Not only had he used Jihun for such things, but when Jo Jaeman himself couldn’t run, he had put Jihun up as a substitute.
And in the end, Jo Jaeman had taken Jihun’s life for that National Assembly badge.
‘Power… I need to build power, if I’m going to protect myself and everyone around me from Jo Jaeman….’
Jihun steeled his resolve.
And he quickly began to rack his brains.
‘The 18th… the year Jeong Hyeonseok was elected as a freshman.’
Jihun searched his memories and thought of Jeong Hyeonseok.
Jeong Hyeonseok was someone who had been elected to the 18th National Assembly at the relatively young age of forty.
In the future, Jeong Hyeonseok would lead the young reformist faction within the Conservative Party, gaining overwhelming support from party members and the public to become the party leader of the ruling Conservative Party.
At the time of the 18th general election, the Conservative Action Alliance—commonly called the “Conservative Alliance”—was an orthodox conservative party, and he was one of its young figures.
When Jihun was with the Conservative Party, he couldn’t understand why someone like Jeong Hyeonseok maintained his party affiliation with the Conservative Party.
He only took shots at his own party members, yet he didn’t follow the ideology of the different party, the Progressive Party.
As the head of the party’s young reformists, Jeong Hyeonseok was a headache even within the party.
They couldn’t not give him a nomination because, as the son of a local magnate, Jeong Hyeonseok was powerful in his district, and public opinion was on his side. Conversely, if they gave him a nomination and he won, he would once again start sniping at the party’s internals.

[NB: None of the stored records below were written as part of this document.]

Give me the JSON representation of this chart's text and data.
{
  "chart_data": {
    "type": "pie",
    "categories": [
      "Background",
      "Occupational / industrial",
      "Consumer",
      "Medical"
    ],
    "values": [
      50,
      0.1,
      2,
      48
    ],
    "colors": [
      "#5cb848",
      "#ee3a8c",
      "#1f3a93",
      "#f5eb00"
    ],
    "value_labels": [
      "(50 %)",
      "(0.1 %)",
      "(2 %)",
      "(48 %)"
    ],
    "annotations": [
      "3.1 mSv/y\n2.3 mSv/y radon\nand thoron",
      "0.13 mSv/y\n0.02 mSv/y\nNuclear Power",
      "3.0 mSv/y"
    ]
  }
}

‘In the end, that man was right about everything. No, to be precise….’
Looking back, if they had done what Jeong Hyeonseok pointed out, the party’s approval ratings wouldn’t have dropped, and they wouldn’t have lost elections.
Once, when Jihun had investigated Jeong Hyeonseok, Jeong had said his ideology was neither conservative nor progressive. But Jihun recalled an interview where he had answered that he was with the Conservative Party, his current affiliation, to repay the grace of the elder who had first appointed him.
‘Setting aside ideology, he was quite popular and a definite presidential hopeful.’
Jihun went back and sat in front of the computer, searching through several articles.
‘Jeong Hyeonseok’s name isn’t here yet. Did he not even register as a preliminary candidate?’
Jeong Hyeonseok would only begin making a name for himself in the political world seven years from now.
There was a rumor quietly circulating among National Assembly secretaries and aides.
Despite presenting an elite-like appearance, Jeong Hyeonseok was actually a political incompetent with no political sense whatsoever.
Jihun recalled that time.
When trying to verify the truth behind Hyunseok’s rumor, one copywriter (speechwriter) standing behind Jeong Hyeonseok had caught his eye.
From the time that person joined Jeong Hyeonseok’s team, Jeong began to change.
His actions became similar to that of an elite, and his wording (word choice) on political matters became like someone who had been rolling around Yeouido for thirty years.
‘Jo Hyeonlyong, the secret line who controlled everything behind Jeong Hyeonseok… If I take Jo Hyeonlyong’s place….’
Jihun thought about what he could do best.
He concluded that just as he had assisted Jo Jaeman, assisting someone was precisely what he could do best.
‘Let’s think that someone has given me a chance to reflect on the mistakes of my past life and not repeat them.’
For his revenge, and to avoid living the same dirty life as before, Jihun resolved to use Jeong Hyeonseok as a ladder to the pinnacle of power.
‘Jo Jaeman, I’ll destroy your life with my own hands when it’s at its most brilliant.’